昆蟲的各類生命活動離不開能量代謝，其中海藻糖代謝尤為重要。研究證實，海藻糖用于細胞代謝之前必須先由海藻糖酶分解成葡萄糖，然后葡萄糖可用于合成糖原或者通過糖酵解以及戊糖磷酸途徑被分解[27]。糖原可經(jīng)過多步反應轉(zhuǎn)化為尿苷二磷酸葡萄糖，接著可在TPS和TPP的催化下合成海藻糖[14]。為滿足細胞需求，葡萄糖轉(zhuǎn)化為丙酮酸的速率受到己糖激酶、磷酸果糖激酶和丙酮酸激酶的嚴格調(diào)控[25]。本研究結(jié)果表明，HaPYK與海藻糖代謝關(guān)鍵基因之間調(diào)節(jié)關(guān)聯(lián)。注射dsHaPYK1-1后48 h，所測基因的表達水平均無差異性變化，推測與檢測時間有關(guān)，影響可能延遲；進一步檢測72 h的影響情況，發(fā)現(xiàn)部分HaTRE的表達水平升高，而HaTRE1-4等基因表現(xiàn)為下調(diào)表達，推測以上結(jié)果綜合導致海藻糖酶（TRE）活性無顯著性變化（圖6、圖 7）。另外，dsHaPYK1-1注射組瓢蟲海藻糖在72 h時積累可能是受HaTPS表達水平增加的影響，但HaTRE的表達水平上調(diào)又促進海藻糖轉(zhuǎn)化為葡萄糖（圖6、圖8）。在dsHaPYK1-2組中，推測在可溶性海藻糖酶（TRE1）活性降低，HaTPS表達量增加的共同作用下使得48 h時海藻糖含量升高，之后在海藻糖酶的催化下海藻糖不斷被消耗利用，從而導致含量減少（圖6—圖8）。然而，生物體內(nèi)的調(diào)控機制是精密而復雜的，如dsHaPYK2組中2個HaTRE2的表達水平顯著下調(diào)，但膜結(jié)合型海藻糖酶（TRE2）的活性卻增加（圖6、圖7）。推測原因在于基因轉(zhuǎn)錄水平到酶代謝水平中間還存在有待研究的調(diào)控機制。此外，3個HaPYK單獨被RNAi后，引起3個基因的表達水平存在差異（圖5），進而導致對海藻糖代謝途徑的影響情況不同。在關(guān)于弓形蟲的研究中也提到，敲除PYK1后會提高丙酮酸上游的大多數(shù)糖酵解代謝物，包括葡萄糖-6-磷酸、果糖-6-磷酸、磷酸烯醇式丙酮酸的豐度，而丙酮酸、乳酸、谷氨酰胺、谷氨酸的水平降低[26]。這些結(jié)果表明PYK在生物碳代謝中起著穩(wěn)態(tài)的作用。

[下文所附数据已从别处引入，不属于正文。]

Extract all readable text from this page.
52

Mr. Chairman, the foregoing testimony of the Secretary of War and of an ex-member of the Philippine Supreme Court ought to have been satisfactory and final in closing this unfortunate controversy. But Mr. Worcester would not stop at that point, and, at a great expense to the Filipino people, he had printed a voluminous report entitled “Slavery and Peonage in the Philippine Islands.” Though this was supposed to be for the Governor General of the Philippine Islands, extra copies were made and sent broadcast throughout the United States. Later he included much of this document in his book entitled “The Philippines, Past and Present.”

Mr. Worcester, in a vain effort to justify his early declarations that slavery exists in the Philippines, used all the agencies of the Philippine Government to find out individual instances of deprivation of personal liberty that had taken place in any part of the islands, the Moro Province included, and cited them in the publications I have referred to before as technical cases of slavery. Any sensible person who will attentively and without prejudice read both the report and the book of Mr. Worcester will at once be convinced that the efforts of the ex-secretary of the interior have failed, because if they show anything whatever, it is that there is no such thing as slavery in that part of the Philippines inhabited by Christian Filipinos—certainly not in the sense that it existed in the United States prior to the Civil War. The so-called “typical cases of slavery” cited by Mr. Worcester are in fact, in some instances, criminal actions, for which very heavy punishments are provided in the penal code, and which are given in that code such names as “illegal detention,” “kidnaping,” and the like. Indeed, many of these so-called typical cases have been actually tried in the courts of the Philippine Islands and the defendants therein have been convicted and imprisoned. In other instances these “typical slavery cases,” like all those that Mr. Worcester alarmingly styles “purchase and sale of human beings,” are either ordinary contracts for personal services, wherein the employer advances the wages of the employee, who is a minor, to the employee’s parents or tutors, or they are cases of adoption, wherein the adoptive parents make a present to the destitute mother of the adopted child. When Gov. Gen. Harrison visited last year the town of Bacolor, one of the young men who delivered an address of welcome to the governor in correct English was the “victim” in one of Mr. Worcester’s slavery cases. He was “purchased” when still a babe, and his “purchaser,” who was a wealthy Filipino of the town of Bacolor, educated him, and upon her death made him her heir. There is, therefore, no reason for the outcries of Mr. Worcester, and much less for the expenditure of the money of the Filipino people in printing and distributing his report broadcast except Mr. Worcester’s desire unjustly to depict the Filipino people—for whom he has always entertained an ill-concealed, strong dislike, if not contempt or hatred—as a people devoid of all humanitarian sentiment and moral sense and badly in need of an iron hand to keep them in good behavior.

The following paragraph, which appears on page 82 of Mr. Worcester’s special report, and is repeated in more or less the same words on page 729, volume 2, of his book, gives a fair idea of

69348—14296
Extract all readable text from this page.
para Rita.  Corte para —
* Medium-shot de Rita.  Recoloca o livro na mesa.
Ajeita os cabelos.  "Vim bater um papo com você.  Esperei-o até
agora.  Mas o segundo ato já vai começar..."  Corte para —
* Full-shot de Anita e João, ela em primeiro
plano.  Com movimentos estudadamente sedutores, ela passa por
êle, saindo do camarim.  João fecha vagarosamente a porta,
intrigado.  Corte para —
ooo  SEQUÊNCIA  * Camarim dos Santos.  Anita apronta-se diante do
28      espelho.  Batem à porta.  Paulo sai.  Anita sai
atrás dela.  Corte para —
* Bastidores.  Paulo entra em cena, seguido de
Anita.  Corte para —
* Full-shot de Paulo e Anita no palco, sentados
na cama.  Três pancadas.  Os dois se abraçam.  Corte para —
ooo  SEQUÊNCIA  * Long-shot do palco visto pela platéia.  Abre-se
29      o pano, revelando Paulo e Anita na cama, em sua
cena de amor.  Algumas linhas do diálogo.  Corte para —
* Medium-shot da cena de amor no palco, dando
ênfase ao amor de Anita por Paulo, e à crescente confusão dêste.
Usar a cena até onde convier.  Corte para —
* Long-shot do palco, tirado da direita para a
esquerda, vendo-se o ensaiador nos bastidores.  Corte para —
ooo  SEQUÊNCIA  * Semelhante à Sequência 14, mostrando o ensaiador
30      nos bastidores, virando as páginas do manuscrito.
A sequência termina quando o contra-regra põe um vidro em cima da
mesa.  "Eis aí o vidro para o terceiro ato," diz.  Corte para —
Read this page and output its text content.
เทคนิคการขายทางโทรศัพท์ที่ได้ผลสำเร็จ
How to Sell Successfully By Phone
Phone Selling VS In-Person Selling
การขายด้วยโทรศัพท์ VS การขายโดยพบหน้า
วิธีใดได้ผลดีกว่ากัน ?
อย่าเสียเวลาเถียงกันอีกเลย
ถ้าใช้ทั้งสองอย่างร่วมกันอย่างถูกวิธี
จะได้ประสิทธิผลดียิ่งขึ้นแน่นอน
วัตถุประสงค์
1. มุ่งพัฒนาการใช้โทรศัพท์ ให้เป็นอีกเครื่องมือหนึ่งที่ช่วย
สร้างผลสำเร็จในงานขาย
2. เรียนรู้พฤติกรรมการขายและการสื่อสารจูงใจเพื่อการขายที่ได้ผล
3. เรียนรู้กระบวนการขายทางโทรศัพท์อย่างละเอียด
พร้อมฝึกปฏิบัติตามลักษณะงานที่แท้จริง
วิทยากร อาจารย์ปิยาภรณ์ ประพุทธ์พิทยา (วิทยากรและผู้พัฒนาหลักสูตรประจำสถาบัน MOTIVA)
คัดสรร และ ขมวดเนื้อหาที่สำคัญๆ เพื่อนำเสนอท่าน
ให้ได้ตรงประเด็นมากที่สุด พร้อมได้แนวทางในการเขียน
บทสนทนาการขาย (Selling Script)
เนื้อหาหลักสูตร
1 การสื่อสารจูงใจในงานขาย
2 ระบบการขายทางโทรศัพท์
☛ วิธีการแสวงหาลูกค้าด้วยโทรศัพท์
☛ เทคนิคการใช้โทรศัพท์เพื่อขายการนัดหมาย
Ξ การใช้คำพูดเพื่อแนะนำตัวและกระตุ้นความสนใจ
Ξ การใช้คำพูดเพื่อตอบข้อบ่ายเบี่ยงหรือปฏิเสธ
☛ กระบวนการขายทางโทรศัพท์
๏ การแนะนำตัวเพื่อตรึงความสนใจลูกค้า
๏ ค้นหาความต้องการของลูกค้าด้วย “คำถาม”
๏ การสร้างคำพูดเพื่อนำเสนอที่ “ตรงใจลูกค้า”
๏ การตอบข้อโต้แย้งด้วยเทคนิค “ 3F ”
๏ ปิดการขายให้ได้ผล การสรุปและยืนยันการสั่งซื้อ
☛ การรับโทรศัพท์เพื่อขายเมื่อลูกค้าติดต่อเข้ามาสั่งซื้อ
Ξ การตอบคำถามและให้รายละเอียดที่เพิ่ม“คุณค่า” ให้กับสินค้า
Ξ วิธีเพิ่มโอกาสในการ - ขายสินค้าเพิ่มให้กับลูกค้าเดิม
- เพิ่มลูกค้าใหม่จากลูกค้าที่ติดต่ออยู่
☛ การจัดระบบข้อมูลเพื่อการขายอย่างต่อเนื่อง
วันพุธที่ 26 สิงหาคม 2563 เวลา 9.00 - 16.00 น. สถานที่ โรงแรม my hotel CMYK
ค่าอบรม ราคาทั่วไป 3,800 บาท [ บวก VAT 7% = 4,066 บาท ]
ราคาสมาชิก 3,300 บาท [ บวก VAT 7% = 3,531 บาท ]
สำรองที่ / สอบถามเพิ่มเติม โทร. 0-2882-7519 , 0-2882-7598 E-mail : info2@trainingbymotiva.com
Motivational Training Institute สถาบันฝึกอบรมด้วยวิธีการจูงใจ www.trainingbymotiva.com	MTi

結(jié)合三唑磷和dsPYK處理，GE等檢測發(fā)現(xiàn)褐飛虱體內(nèi)可溶性糖含量降低[19]。除了 PYK外，磷酸果糖激酶（PFK）也是糖酵解通路的限速酶，邱玲玉研究發(fā)現(xiàn)調(diào)低其表達后，褐飛虱海藻糖酶基因 TRE1-1、TRE1-2、TRE2的表達量顯著下調(diào)，膜結(jié)合型海藻糖酶活性明顯下降，海藻糖含量無差異表現(xiàn)，葡萄糖和糖原含量顯著上升[28]。綜上可知，糖酵解與海藻糖代謝之間聯(lián)系緊密。實際上，不僅PYK可調(diào)控碳水化合物水平，反之碳水化合物水平也可對PYK產(chǎn)生影響。在哺乳動物中，PYK以4種不同的組織特異性同工酶L、R、M1和 M2類型存在[29]。FAN 等[30]在草魚（Ctenopharyngodon idella）中克隆得到3個PYK，分別為PYKL、PYKMa和PYKMb，且發(fā)現(xiàn)飼喂草魚高碳水化合物飼料會顯著提高 PYK的表達水平?？傮w來看，抑制PYK表達會對海藻糖代謝產(chǎn)生影響。

雌激素相關(guān)受體（ERR）在發(fā)育、能量代謝中起著不可或缺的作用，已有多篇論文證實ERR和糖酵解限速酶（己糖激酶、丙酮酸激酶、磷酸果糖激酶）之間存在調(diào)節(jié)關(guān)聯(lián)，從而調(diào)控能量代謝影響昆蟲胚胎發(fā)育和繁殖力[20,22,31]。在埃及伊蚊和黑腹果蠅胚胎發(fā)生過程中，丙酮酸激酶的活性也被證明升高，表明在胚胎中糖酵解增加[18,32]。從中可以推斷出丙酮酸激酶可能在昆蟲繁殖力中起作用。GE等[19]研究表明，褐飛虱NlPYK可能通過增加葡萄糖代謝而在昆蟲繁殖力中起作用。然而，在異色瓢蟲中未見報道，將來可進一步研究HaPYK表達與成蟲繁殖力之間的關(guān)系。

4 結(jié)論

異色瓢蟲體內(nèi)存在 3個 HaPYK，HaPYK屬于Pyruvate_kinase超家族，二級結(jié)構(gòu)較簡單，以相同亞基的四聚體形式存在。此外，通過RNAi技術(shù)能成功干擾靶標基因的表達水平，且抑制表達后海藻糖代謝會受到影響，但3個HaPYK的調(diào)控機制存在差異。